Future's good for Forestry
Export success and increased job creation will help generate greater farm profits this year
Good news can be hard to find these days, but forest owners in Ireland last year achieved record prices for their wood from thinning and clear-felling. This welcome boost to farm forestry was achieved despite the construction industry remaining firmly in the doldrums.
Most of our sawn timber and the output from our board-mills is now exported and the timber industry has made great strides in exporting so much material which would have been sold into the home market during the construction boom years.
Remarkably, over the past 18 months wood prices paid to timber growers in Ireland have more than doubled.
In fact, this summer the sawmilling sector was unable to source sufficient wood from Irish forests to meet the demand.

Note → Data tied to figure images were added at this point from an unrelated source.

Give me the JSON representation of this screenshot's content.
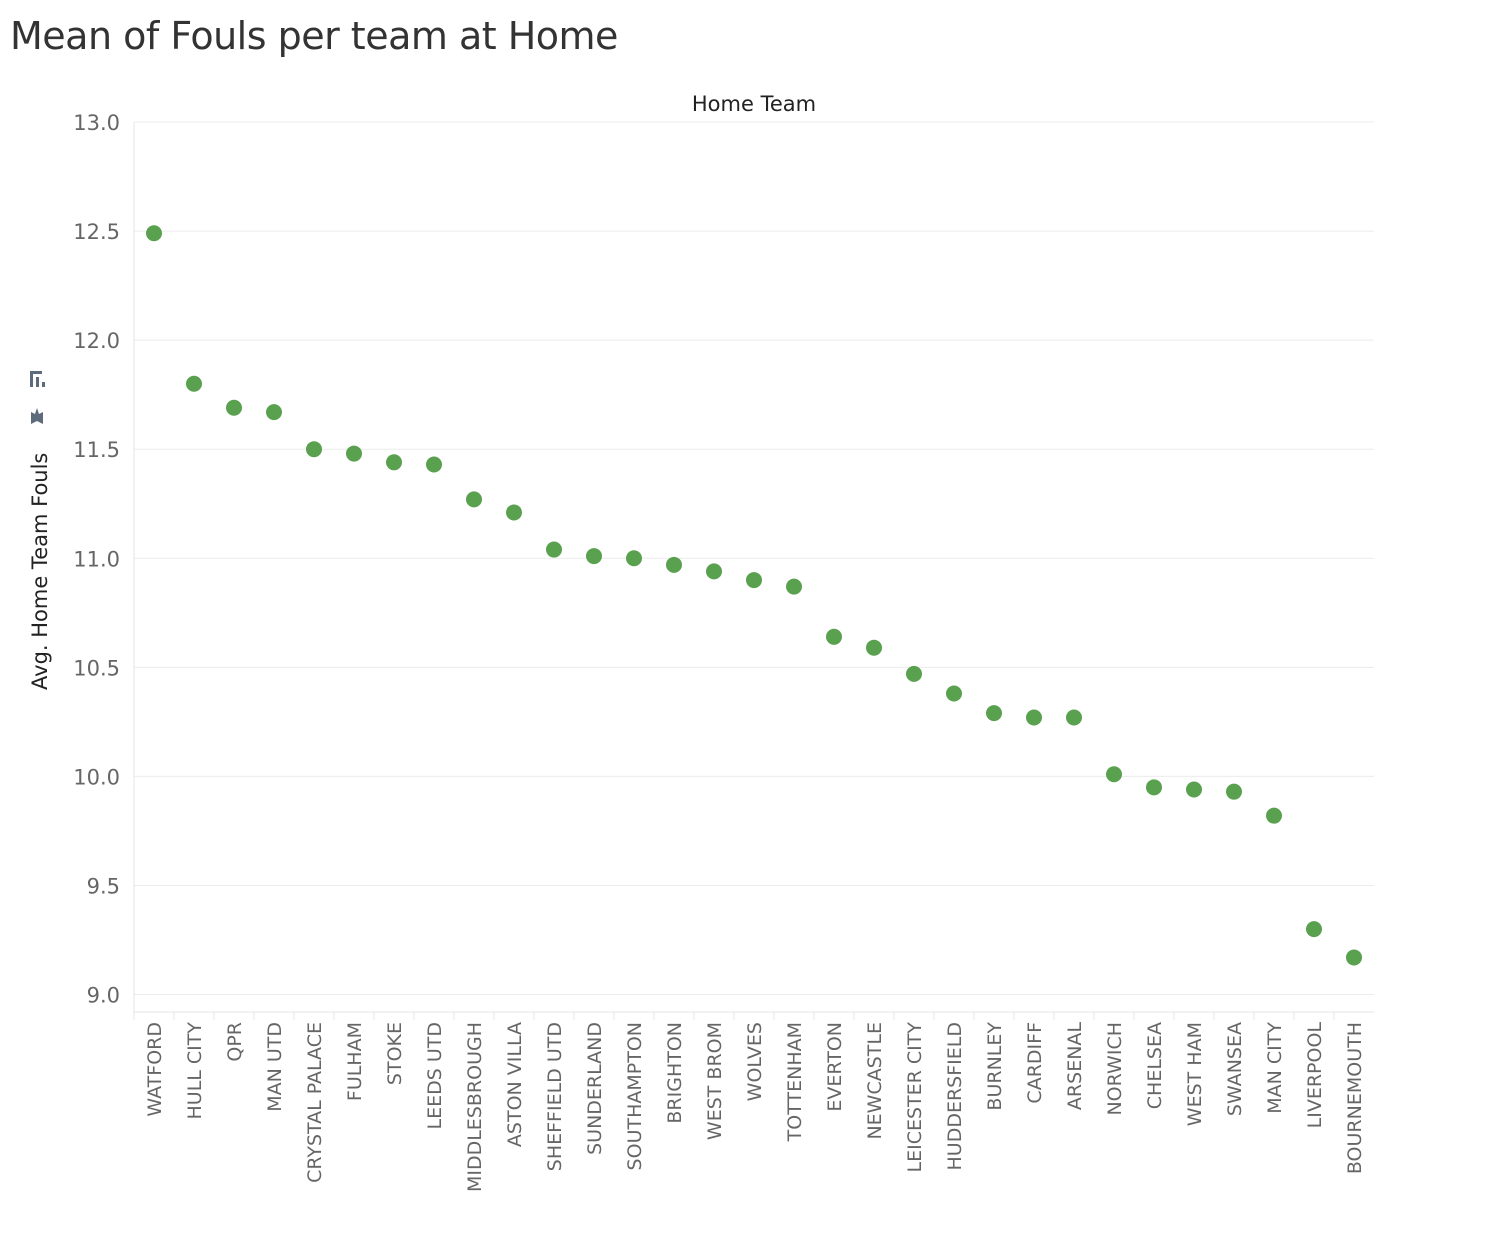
{
  "title": "Mean of Fouls per team at Home",
  "chart_data": {
    "type": "scatter",
    "title": "Mean of Fouls per team at Home",
    "column_header": "Home Team",
    "xlabel": "",
    "ylabel": "Avg. Home Team Fouls",
    "ylim": [
      8.92,
      13.0
    ],
    "yticks": [
      "13.0",
      "12.5",
      "12.0",
      "11.5",
      "11.0",
      "10.5",
      "10.0",
      "9.5",
      "9.0"
    ],
    "grid": true,
    "marker_color": "#59A14F",
    "categories": [
      "WATFORD",
      "HULL CITY",
      "QPR",
      "MAN UTD",
      "CRYSTAL PALACE",
      "FULHAM",
      "STOKE",
      "LEEDS UTD",
      "MIDDLESBROUGH",
      "ASTON VILLA",
      "SHEFFIELD UTD",
      "SUNDERLAND",
      "SOUTHAMPTON",
      "BRIGHTON",
      "WEST BROM",
      "WOLVES",
      "TOTTENHAM",
      "EVERTON",
      "NEWCASTLE",
      "LEICESTER CITY",
      "HUDDERSFIELD",
      "BURNLEY",
      "CARDIFF",
      "ARSENAL",
      "NORWICH",
      "CHELSEA",
      "WEST HAM",
      "SWANSEA",
      "MAN CITY",
      "LIVERPOOL",
      "BOURNEMOUTH"
    ],
    "values": [
      12.49,
      11.8,
      11.69,
      11.67,
      11.5,
      11.48,
      11.44,
      11.43,
      11.27,
      11.21,
      11.04,
      11.01,
      11.0,
      10.97,
      10.94,
      10.9,
      10.87,
      10.64,
      10.59,
      10.47,
      10.38,
      10.29,
      10.27,
      10.27,
      10.01,
      9.95,
      9.94,
      9.93,
      9.82,
      9.3,
      9.17
    ]
  }
}
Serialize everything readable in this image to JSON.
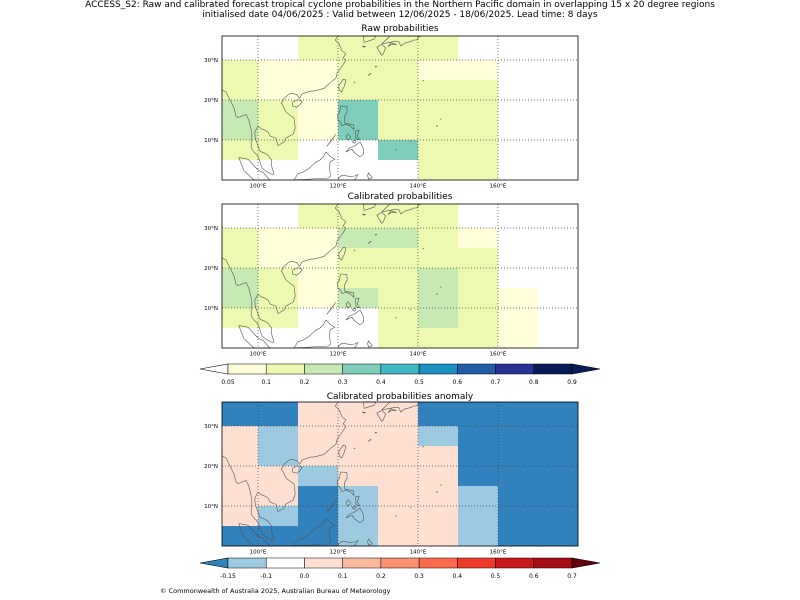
{
  "title": {
    "line1": "ACCESS_S2: Raw and calibrated forecast tropical cyclone probabilities in the Northern Pacific domain in overlapping 15 x 20 degree regions",
    "line2": "initialised date 04/06/2025 :  Valid between 12/06/2025 - 18/06/2025. Lead time: 8 days"
  },
  "axes": {
    "lon_range": [
      91,
      180
    ],
    "lat_range": [
      0,
      36
    ],
    "x_ticks": [
      100,
      120,
      140,
      160
    ],
    "x_tick_labels": [
      "100°E",
      "120°E",
      "140°E",
      "160°E"
    ],
    "y_ticks": [
      10,
      20,
      30
    ],
    "y_tick_labels": [
      "10°N",
      "20°N",
      "30°N"
    ],
    "grid": true
  },
  "grid_cells": {
    "lon_edges": [
      91,
      100,
      110,
      120,
      130,
      140,
      150,
      160,
      170,
      180
    ],
    "lat_edges": [
      0,
      5,
      10,
      15,
      20,
      25,
      30,
      36
    ],
    "note_rows_order": "from north to south"
  },
  "panels": [
    {
      "id": "raw",
      "title": "Raw probabilities",
      "colorscale": "prob",
      "values": [
        [
          0.03,
          0.03,
          0.12,
          0.12,
          0.12,
          0.12,
          0.03,
          0.03,
          0.03
        ],
        [
          0.12,
          0.07,
          0.07,
          0.12,
          0.12,
          0.07,
          0.07,
          0.03,
          0.03
        ],
        [
          0.12,
          0.07,
          0.07,
          0.12,
          0.12,
          0.12,
          0.12,
          0.03,
          0.03
        ],
        [
          0.22,
          0.12,
          0.07,
          0.33,
          0.12,
          0.12,
          0.12,
          0.03,
          0.03
        ],
        [
          0.22,
          0.12,
          0.07,
          0.33,
          0.12,
          0.12,
          0.12,
          0.03,
          0.03
        ],
        [
          0.12,
          0.12,
          0.03,
          0.03,
          0.33,
          0.12,
          0.12,
          0.03,
          0.03
        ],
        [
          0.03,
          0.03,
          0.03,
          0.03,
          0.03,
          0.12,
          0.12,
          0.03,
          0.03
        ]
      ]
    },
    {
      "id": "calibrated",
      "title": "Calibrated probabilities",
      "colorscale": "prob",
      "values": [
        [
          0.03,
          0.03,
          0.12,
          0.12,
          0.12,
          0.12,
          0.03,
          0.03,
          0.03
        ],
        [
          0.12,
          0.07,
          0.07,
          0.22,
          0.22,
          0.12,
          0.07,
          0.03,
          0.03
        ],
        [
          0.12,
          0.07,
          0.07,
          0.12,
          0.12,
          0.12,
          0.12,
          0.03,
          0.03
        ],
        [
          0.22,
          0.12,
          0.07,
          0.12,
          0.12,
          0.22,
          0.12,
          0.03,
          0.03
        ],
        [
          0.22,
          0.12,
          0.07,
          0.22,
          0.12,
          0.22,
          0.12,
          0.07,
          0.03
        ],
        [
          0.12,
          0.12,
          0.03,
          0.03,
          0.12,
          0.22,
          0.12,
          0.07,
          0.03
        ],
        [
          0.03,
          0.03,
          0.03,
          0.03,
          0.12,
          0.12,
          0.12,
          0.07,
          0.03
        ]
      ]
    },
    {
      "id": "anomaly",
      "title": "Calibrated probabilities anomaly",
      "colorscale": "anom",
      "values": [
        [
          -0.2,
          -0.2,
          0.0,
          0.05,
          0.0,
          -0.2,
          -0.2,
          -0.2,
          -0.2
        ],
        [
          0.0,
          -0.12,
          0.0,
          0.05,
          0.0,
          -0.12,
          -0.2,
          -0.2,
          -0.2
        ],
        [
          0.0,
          -0.12,
          0.0,
          0.05,
          0.0,
          0.0,
          -0.2,
          -0.2,
          -0.2
        ],
        [
          0.05,
          0.0,
          -0.12,
          0.0,
          0.05,
          0.0,
          -0.2,
          -0.2,
          -0.2
        ],
        [
          0.0,
          0.0,
          -0.2,
          -0.12,
          0.05,
          0.0,
          -0.12,
          -0.2,
          -0.2
        ],
        [
          0.0,
          -0.12,
          -0.2,
          -0.12,
          0.05,
          0.0,
          -0.12,
          -0.2,
          -0.2
        ],
        [
          -0.2,
          -0.2,
          -0.2,
          -0.12,
          0.0,
          0.0,
          -0.12,
          -0.2,
          -0.2
        ]
      ]
    }
  ],
  "colorbars": {
    "prob": {
      "bounds": [
        0.05,
        0.1,
        0.2,
        0.3,
        0.4,
        0.5,
        0.6,
        0.7,
        0.8,
        0.9
      ],
      "tick_labels": [
        "0.05",
        "0.1",
        "0.2",
        "0.3",
        "0.4",
        "0.5",
        "0.6",
        "0.7",
        "0.8",
        "0.9"
      ],
      "under_color": "#ffffff",
      "colors": [
        "#ffffd9",
        "#edf8b1",
        "#c7e9b4",
        "#7fcdbb",
        "#41b6c4",
        "#1d91c0",
        "#225ea8",
        "#253494",
        "#081d58"
      ],
      "over_color": "#081d58"
    },
    "anom": {
      "bounds": [
        -0.15,
        -0.1,
        0.0,
        0.1,
        0.2,
        0.3,
        0.4,
        0.5,
        0.6,
        0.7
      ],
      "tick_labels": [
        "-0.15",
        "-0.1",
        "0.0",
        "0.1",
        "0.2",
        "0.3",
        "0.4",
        "0.5",
        "0.6",
        "0.7"
      ],
      "under_color": "#3182bd",
      "colors": [
        "#9ecae1",
        "#ffffff",
        "#fee0d2",
        "#fcbba1",
        "#fc9272",
        "#fb6a4a",
        "#ef3b2c",
        "#cb181d",
        "#a50f15"
      ],
      "over_color": "#67000d"
    }
  },
  "coastline_color": "#555555",
  "footer": "© Commonwealth of Australia 2025, Australian Bureau of Meteorology"
}
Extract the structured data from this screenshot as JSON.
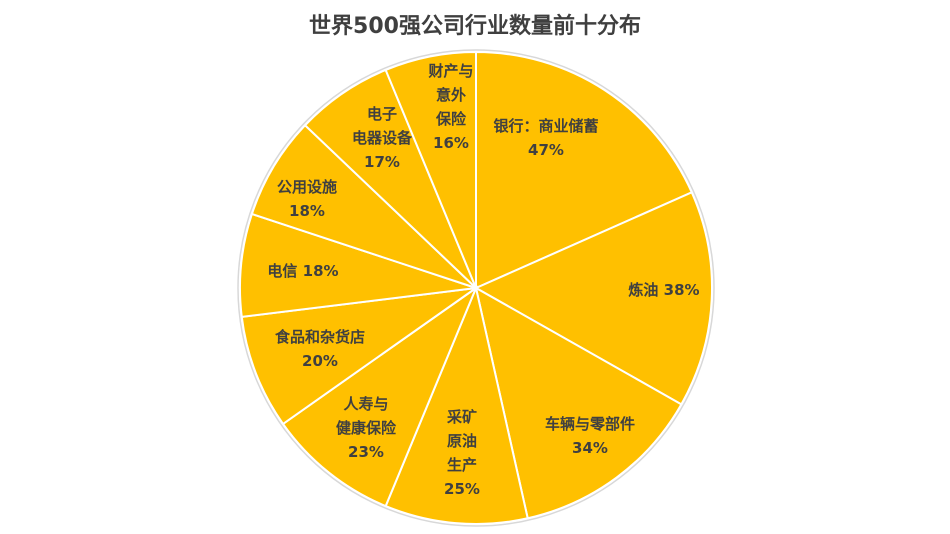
{
  "chart_data": {
    "type": "pie",
    "title": "世界500强公司行业数量前十分布",
    "colors": {
      "slice": "#FFC000",
      "border": "#ffffff",
      "text": "#404040"
    },
    "slices": [
      {
        "label": "银行：商业储蓄",
        "value": 47,
        "value_text": "47%",
        "lines": [
          "银行：商业储蓄",
          "47%"
        ]
      },
      {
        "label": "炼油",
        "value": 38,
        "value_text": "38%",
        "lines": [
          "炼油 38%"
        ]
      },
      {
        "label": "车辆与零部件",
        "value": 34,
        "value_text": "34%",
        "lines": [
          "车辆与零部件",
          "34%"
        ]
      },
      {
        "label": "采矿原油生产",
        "value": 25,
        "value_text": "25%",
        "lines": [
          "采矿",
          "原油",
          "生产",
          "25%"
        ]
      },
      {
        "label": "人寿与健康保险",
        "value": 23,
        "value_text": "23%",
        "lines": [
          "人寿与",
          "健康保险",
          "23%"
        ]
      },
      {
        "label": "食品和杂货店",
        "value": 20,
        "value_text": "20%",
        "lines": [
          "食品和杂货店",
          "20%"
        ]
      },
      {
        "label": "电信",
        "value": 18,
        "value_text": "18%",
        "lines": [
          "电信 18%"
        ]
      },
      {
        "label": "公用设施",
        "value": 18,
        "value_text": "18%",
        "lines": [
          "公用设施",
          "18%"
        ]
      },
      {
        "label": "电子电器设备",
        "value": 17,
        "value_text": "17%",
        "lines": [
          "电子",
          "电器设备",
          "17%"
        ]
      },
      {
        "label": "财产与意外保险",
        "value": 16,
        "value_text": "16%",
        "lines": [
          "财产与",
          "意外",
          "保险",
          "16%"
        ]
      }
    ]
  }
}
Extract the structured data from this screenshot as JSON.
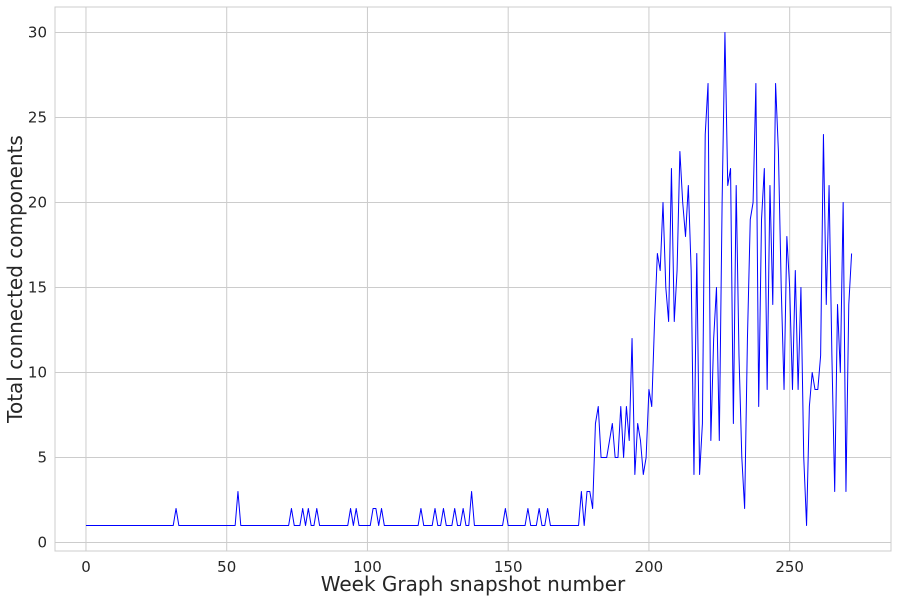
{
  "chart_data": {
    "type": "line",
    "title": "",
    "xlabel": "Week Graph snapshot number",
    "ylabel": "Total connected components",
    "xlim": [
      -11,
      286
    ],
    "ylim": [
      -0.5,
      31.5
    ],
    "xticks": [
      0,
      50,
      100,
      150,
      200,
      250
    ],
    "yticks": [
      0,
      5,
      10,
      15,
      20,
      25,
      30
    ],
    "grid": true,
    "legend": "none",
    "series": [
      {
        "color": "#0000ff",
        "x_start": 0,
        "x_step": 1,
        "values": [
          1,
          1,
          1,
          1,
          1,
          1,
          1,
          1,
          1,
          1,
          1,
          1,
          1,
          1,
          1,
          1,
          1,
          1,
          1,
          1,
          1,
          1,
          1,
          1,
          1,
          1,
          1,
          1,
          1,
          1,
          1,
          1,
          2,
          1,
          1,
          1,
          1,
          1,
          1,
          1,
          1,
          1,
          1,
          1,
          1,
          1,
          1,
          1,
          1,
          1,
          1,
          1,
          1,
          1,
          3,
          1,
          1,
          1,
          1,
          1,
          1,
          1,
          1,
          1,
          1,
          1,
          1,
          1,
          1,
          1,
          1,
          1,
          1,
          2,
          1,
          1,
          1,
          2,
          1,
          2,
          1,
          1,
          2,
          1,
          1,
          1,
          1,
          1,
          1,
          1,
          1,
          1,
          1,
          1,
          2,
          1,
          2,
          1,
          1,
          1,
          1,
          1,
          2,
          2,
          1,
          2,
          1,
          1,
          1,
          1,
          1,
          1,
          1,
          1,
          1,
          1,
          1,
          1,
          1,
          2,
          1,
          1,
          1,
          1,
          2,
          1,
          1,
          2,
          1,
          1,
          1,
          2,
          1,
          1,
          2,
          1,
          1,
          3,
          1,
          1,
          1,
          1,
          1,
          1,
          1,
          1,
          1,
          1,
          1,
          2,
          1,
          1,
          1,
          1,
          1,
          1,
          1,
          2,
          1,
          1,
          1,
          2,
          1,
          1,
          2,
          1,
          1,
          1,
          1,
          1,
          1,
          1,
          1,
          1,
          1,
          1,
          3,
          1,
          3,
          3,
          2,
          7,
          8,
          5,
          5,
          5,
          6,
          7,
          5,
          5,
          8,
          5,
          8,
          6,
          12,
          4,
          7,
          6,
          4,
          5,
          9,
          8,
          13,
          17,
          16,
          20,
          15,
          13,
          22,
          13,
          16,
          23,
          20,
          18,
          21,
          16,
          4,
          17,
          4,
          7,
          24,
          27,
          6,
          12,
          15,
          6,
          20,
          30,
          21,
          22,
          7,
          21,
          11,
          5,
          2,
          12,
          19,
          20,
          27,
          8,
          19,
          22,
          9,
          21,
          14,
          27,
          23,
          15,
          9,
          18,
          15,
          9,
          16,
          9,
          15,
          5,
          1,
          8,
          10,
          9,
          9,
          11,
          24,
          14,
          21,
          11,
          3,
          14,
          10,
          20,
          3,
          14,
          17
        ]
      }
    ]
  }
}
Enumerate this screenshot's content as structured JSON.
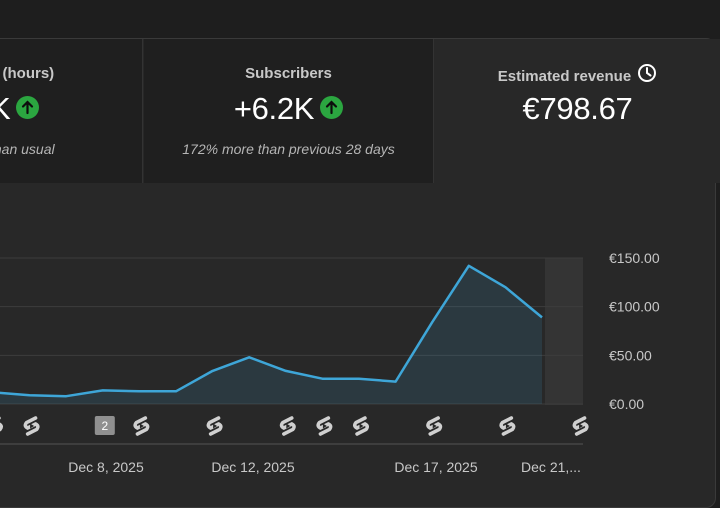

As a result, large quantities of roundwood were imported from Scotland to top up our supplies.
Longford brothers Mike and Pat Glennon, of timber processing firm Glennon Brothers, were named Industry Entrepreneur of the Year at last year's Ernst & Young Awards, a clear indication of the export success of our sawmilling industry.
All of this confirms the importance of forestry as a farm enterprise, one that will continue to provide both jobs and a reliable income for farmers who have availed of the afforestation schemes.
The Irish Government has spent around €90m on buying carbon credits and it is estimated that our forestry programme could save the taxpayer €220m over the five years to 2012 in terms of complying with Ireland's Kyoto targets.